For those employers and supervisors who are thinking this love at work stuff is a bunch of new age hooey, I offer this scientific data.

In his paper “A Theory of Human Motivation” published in Psychological Review in 1943, psychologist Abraham Maslow proposed that humans are motivated to behave the way they do because of having certain needs, including the need for love and belonging. Humans need to love and be loved – sexually and non-sexually – by others. Without this love, people suffer.

Numerous scientific studies later, research has demonstrated that this need for love is caused by the hardwiring of our brains. Amy Banks, M.D. and instructor of psychiatry at Harvard Medical School stated in a 2010 interview that, “Neuroscience is confirming that our nervous systems want us to connect with other human beings.” And, what happens when we don’t connect with others? Said Banks, “the distress of social pain is biologically identical to the distress of physical pain.”

You don’t have to be a scientist to understand that pain and isolation is not a good thing. Simply put, employees who feel connected to their employer, supervisor, and co-workers perform better than those who don’t. Furthermore, this feeling of connection is created by those moments of shared positive emotion, or love, that Fredrickson wrote about.

So, here are the deliberate steps that I encourage employers and supervisors to take to create a loving workplace:

  • Be present. This means interacting with employees face-to-face as well as focusing all of your attention on them during these interactions instead of your computer or phone.
  • Be honest. People can’t connect with others who aren’t authentic. This includes telling employees when they have not met your expectations and what they should do to meet them.
  • Be tactful. Say what needs to be said in a way that does not destroy people.
  • Be personable.  Let employees get to know you and get to know them.  I’m not suggesting getting involved in each other’s personal lives; I am suggesting a conversation now and then about something other than work.
  • Resolve conflicts.  Avoiding conflicts actually creates more barriers to connection.
  • Say, “I’m sorry” when you’ve made a mistake. Sounds obvious, but people in positions of      authority often have the misguided notion that they always have to be right.
  • Keep people in the loop. Provide monthly or at least quarterly updates on finances, new clients, operational changes, etc.
  • Provide social opportunities.  You don’t have to foot the bill for a lavish party; just bring in cookies or a pizza that employees can munch on while chatting.
  • Celebrate successes. Employers and supervisors who think that people are supposed to do a good job and therefore shouldn’t have to be thanked for doing so need to think again.
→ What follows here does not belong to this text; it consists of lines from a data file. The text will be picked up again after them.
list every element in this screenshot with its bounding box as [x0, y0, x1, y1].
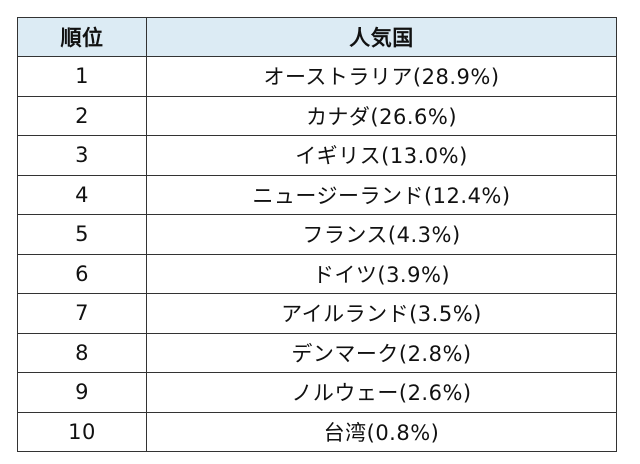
- table-row: 7 アイルランド(3.5%): [17, 293, 617, 334]
- header-row: 順位 人気国: [17, 17, 617, 57]
- table-body: 1 オーストラリア(28.9%) 2 カナダ(26.6%) 3 イギリス(13.…: [17, 56, 617, 452]
- table-row: 9 ノルウェー(2.6%): [17, 372, 617, 413]
- country-cell: フランス(4.3%): [146, 214, 617, 255]
- country-cell: オーストラリア(28.9%): [146, 56, 617, 97]
- table-row: 1 オーストラリア(28.9%): [17, 56, 617, 97]
- table-row: 4 ニュージーランド(12.4%): [17, 174, 617, 215]
- table-row: 3 イギリス(13.0%): [17, 135, 617, 176]
- table-row: 6 ドイツ(3.9%): [17, 253, 617, 294]
- country-cell: ニュージーランド(12.4%): [146, 174, 617, 215]
- rank-cell: 5: [17, 214, 147, 255]
- country-cell: ノルウェー(2.6%): [146, 372, 617, 413]
- rank-cell: 7: [17, 293, 147, 334]
- country-cell: ドイツ(3.9%): [146, 253, 617, 294]
- table-row: 10 台湾(0.8%): [17, 411, 617, 452]
- rank-cell: 2: [17, 95, 147, 136]
- country-column-header: 人気国: [146, 17, 617, 57]
- country-cell: アイルランド(3.5%): [146, 293, 617, 334]
- rank-cell: 4: [17, 174, 147, 215]
- rank-cell: 6: [17, 253, 147, 294]
- country-cell: 台湾(0.8%): [146, 411, 617, 452]
- table-row: 2 カナダ(26.6%): [17, 95, 617, 136]
- ranking-table-container: 順位 人気国 1 オーストラリア(28.9%) 2 カナダ(26.6%) 3 イ…: [17, 17, 617, 452]
- rank-cell: 1: [17, 56, 147, 97]
- country-cell: イギリス(13.0%): [146, 135, 617, 176]
- rank-cell: 3: [17, 135, 147, 176]
- ranking-table: 順位 人気国 1 オーストラリア(28.9%) 2 カナダ(26.6%) 3 イ…: [17, 17, 617, 452]
- rank-cell: 10: [17, 411, 147, 452]
- country-cell: カナダ(26.6%): [146, 95, 617, 136]
- table-row: 8 デンマーク(2.8%): [17, 332, 617, 373]
- rank-cell: 9: [17, 372, 147, 413]
- table-header: 順位 人気国: [17, 17, 617, 57]
- country-cell: デンマーク(2.8%): [146, 332, 617, 373]
- table-row: 5 フランス(4.3%): [17, 214, 617, 255]
- rank-cell: 8: [17, 332, 147, 373]
- rank-column-header: 順位: [17, 17, 147, 57]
Taking these steps isn’t just for the benefit of employees. Indeed, moments of connection positively impact everyone who is sharing them.

Mother Teresa said, “Work without love is slavery.” If you have ever had a job that you hated then you know what she meant. Help your employees love their work by taking deliberate steps to connect with them. You’ll love the effect it has on your employees, yourself, and your business.

-Robin Paggi is the Training Coordinator at Worklogic HR.